10 of 30 best sites in Japan are found in Tokyo, Kanagawa and Chiba prefectures

A new poll from TripAdvisor suggests that ten of the top 30 places tourists enjoyed visiting in Japan last year were in the Tokyo, Kanagawa and Chiba prefectures.

Traditionally popular attractions such as the Naritasan Shinshoji temple and Meiji Jingu shrine came in at numbers 14 and 25 respectively.

Meanwhile, Hasedera temple and the Ryogoku Kokugikan sumo arena made the list for the first time, claiming the 22nd and 29th spots.

This reflects a difference in the types of places that interested visitors when they come to Japan, as they look to find out more about the culture and its history.

Modern Japanese sites are also gaining favour, with both the Minato Mirai 21 district of Yokohama and Tokyo’s Shibuya Center-gai area making it onto the list in positions 17 and 26.

TripAdvisor is the biggest website in the world that allows visitors to share their own first-hand opinions and knowledge of a destination, making fellow travellers feel at ease with their reviews.

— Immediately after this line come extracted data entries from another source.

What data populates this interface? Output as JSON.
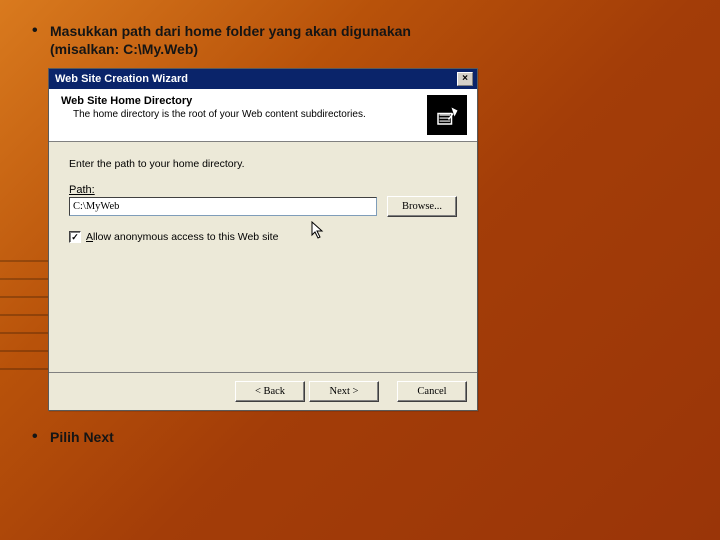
{
  "bullets": {
    "top_line1": "Masukkan path dari home folder yang akan digunakan",
    "top_line2": "(misalkan: C:\\My.Web)",
    "bottom": "Pilih Next"
  },
  "dialog": {
    "title": "Web Site Creation Wizard",
    "header_title": "Web Site Home Directory",
    "header_sub": "The home directory is the root of your Web content subdirectories.",
    "instruction": "Enter the path to your home directory.",
    "path_label": "Path:",
    "path_value": "C:\\MyWeb",
    "browse_label": "Browse...",
    "checkbox_label_pre": "A",
    "checkbox_label_rest": "llow anonymous access to this Web site",
    "checkbox_checked": "✓",
    "btn_back": "< Back",
    "btn_next": "Next >",
    "btn_cancel": "Cancel"
  }
}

Among the comments about the various attractions in Japan were the usefulness of information in a number of languages from tourist information centre in front of the Kaminarimon gate of Sensoji temple.

Also noteworthy was the fact that the broadcasts inside the sumo arena are also provided in English, so that more visitors can understand what’s going on.

Views from atop some of the capital city’s most prominent skyscrapers all got plenty of mentions, with the Sky Deck, Tokyo Tower and Tokyo Skytree all enchanting visitors.

While the three prefectures of Tokyo, Kanagawa and Chiba had the highest number of attractions ranked within the top 30, the whole of Japan is filled with incredible places to visit.

In fact, it is often the case that when visitors step off the beaten track they find the real Japan open up in front of them and understand more about this stunning country.